Me veio à mente tudo aquilo que não fiz. O cargo de gerência que ainda não alcancei. O pastel com caldo de cana que não podia comer. Os amigos que não vi. O mestrado no exterior que nunca cursei. O fato de eu ainda não ter conseguido dar uma vida melhor para a minha família. Tanta coisa!

Nasci de novo

Queria muito poder dizer que sim, mas eu não fui capaz de ser positiva todos os dias. O que me salvou foi a fé da minha mãe, o cuidado da minha família, e o apoio dos meus amigos e companheiros de quarto. Um, em especial, era um estudante de medicina que veio do Congo, e passava todas as sextas-feiras à tarde no quarto 311 para me dar esperança, com palavras doces e um sotaque francês. Sempre me animava! Ele estava estudando para ser cardiologista, e, inclusive, não duvido que será o melhor e mais humano de todos.

No final, os médicos testaram um medicamento mais potente utilizado para o Lúpus em casos graves, e comecei a melhorar aos poucos, depois de um mês e meio. Abandonei o oxigênio, tirei os drenos. O cansaço continua, meu corpo nunca mais foi o mesmo, mas não posso negar que nasci de novo.
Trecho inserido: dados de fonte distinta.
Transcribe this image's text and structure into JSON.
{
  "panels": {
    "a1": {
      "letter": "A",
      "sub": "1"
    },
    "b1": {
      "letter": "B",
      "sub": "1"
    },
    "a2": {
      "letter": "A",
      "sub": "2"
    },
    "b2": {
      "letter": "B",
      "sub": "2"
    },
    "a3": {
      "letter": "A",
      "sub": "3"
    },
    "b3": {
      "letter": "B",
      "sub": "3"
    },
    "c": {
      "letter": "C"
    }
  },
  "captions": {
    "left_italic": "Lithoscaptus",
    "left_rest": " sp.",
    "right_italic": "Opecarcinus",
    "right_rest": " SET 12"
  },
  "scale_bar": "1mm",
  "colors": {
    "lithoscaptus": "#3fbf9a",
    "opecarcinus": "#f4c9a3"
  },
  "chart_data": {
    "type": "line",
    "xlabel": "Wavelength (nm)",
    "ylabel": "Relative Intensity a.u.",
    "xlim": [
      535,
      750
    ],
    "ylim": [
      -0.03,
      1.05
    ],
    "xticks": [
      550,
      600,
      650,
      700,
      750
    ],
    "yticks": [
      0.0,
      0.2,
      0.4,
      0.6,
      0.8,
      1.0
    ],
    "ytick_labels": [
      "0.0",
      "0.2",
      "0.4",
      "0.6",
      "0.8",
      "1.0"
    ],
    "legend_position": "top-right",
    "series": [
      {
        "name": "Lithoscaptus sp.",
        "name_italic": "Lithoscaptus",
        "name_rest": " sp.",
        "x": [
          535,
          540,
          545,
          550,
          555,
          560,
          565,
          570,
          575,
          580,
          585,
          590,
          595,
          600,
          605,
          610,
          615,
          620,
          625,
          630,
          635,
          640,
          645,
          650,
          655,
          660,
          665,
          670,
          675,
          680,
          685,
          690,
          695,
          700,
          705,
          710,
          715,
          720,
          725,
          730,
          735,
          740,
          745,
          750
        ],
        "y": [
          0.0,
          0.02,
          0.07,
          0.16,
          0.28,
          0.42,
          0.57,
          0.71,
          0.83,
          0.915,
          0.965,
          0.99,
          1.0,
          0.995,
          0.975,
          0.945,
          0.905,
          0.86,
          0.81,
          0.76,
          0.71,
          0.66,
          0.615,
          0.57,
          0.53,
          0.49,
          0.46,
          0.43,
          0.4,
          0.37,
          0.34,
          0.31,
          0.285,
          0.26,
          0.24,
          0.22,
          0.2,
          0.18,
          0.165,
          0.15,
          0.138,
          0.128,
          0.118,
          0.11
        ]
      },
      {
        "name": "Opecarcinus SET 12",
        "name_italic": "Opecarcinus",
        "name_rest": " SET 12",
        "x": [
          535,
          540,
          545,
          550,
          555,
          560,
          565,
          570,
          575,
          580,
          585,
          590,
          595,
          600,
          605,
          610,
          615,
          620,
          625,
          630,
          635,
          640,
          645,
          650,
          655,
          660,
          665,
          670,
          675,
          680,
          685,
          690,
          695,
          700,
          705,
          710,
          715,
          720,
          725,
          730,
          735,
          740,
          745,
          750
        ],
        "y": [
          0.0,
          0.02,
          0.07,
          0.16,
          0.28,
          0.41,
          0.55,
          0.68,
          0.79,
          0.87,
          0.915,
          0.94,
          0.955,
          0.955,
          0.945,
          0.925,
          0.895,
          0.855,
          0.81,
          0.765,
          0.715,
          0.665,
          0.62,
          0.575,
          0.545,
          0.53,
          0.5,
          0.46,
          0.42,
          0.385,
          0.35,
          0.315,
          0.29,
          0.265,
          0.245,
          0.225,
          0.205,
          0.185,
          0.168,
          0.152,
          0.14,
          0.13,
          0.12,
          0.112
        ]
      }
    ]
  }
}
Também não posso dizer que não aprendi a ser grata e a reconhecer, pela primeira vez, tudo o que fiz de bom. Minha representatividade em conferências de empoderamento feminino e sustentabilidade, minhas reportagens sobre impacto social. O tanto que estudei e trabalhei em projetos legais nessa vida!

Em muitos anos de correria no trabalho, parei para reconhecer os meus progressos. Confesso que era um tanto workaholic; estava sempre a galgar o próximo passo e esquecia do presente. E isso foi o que mais aprendi sobre mim durante essa “experiência”: eu fiz o que pude. Continuo sempre fazendo o que posso, e isso é suficiente.

Viver é mais urgente

Sou jornalista para acabar com a falta de informação, escrevo para equilibrar os sentimentos, e sonho porque acredito. Me priorizei e aprendi a me cuidar. Já viajei sozinha para 14 países e representei algumas vozes silenciadas em conferências internacionais.

É possível se cuidar e se adaptar de acordo com as suas necessidades, ainda que isso exija uma autodisciplina. Mas viver é mais urgente que qualquer procrastinação.

Então, ouso aqui deixar umas palavras de motivação àqueles que enfrentam a batalha discreta de conviver com uma doença (autoimune ou não): que as palavras possam ser força necessária para continuar sendo quem se é.

Às famílias, amigos, companheiros(as) que apoiam quem tem uma comorbidade, aos eternos esperançosos, e às borboletas que desejam continuar voando.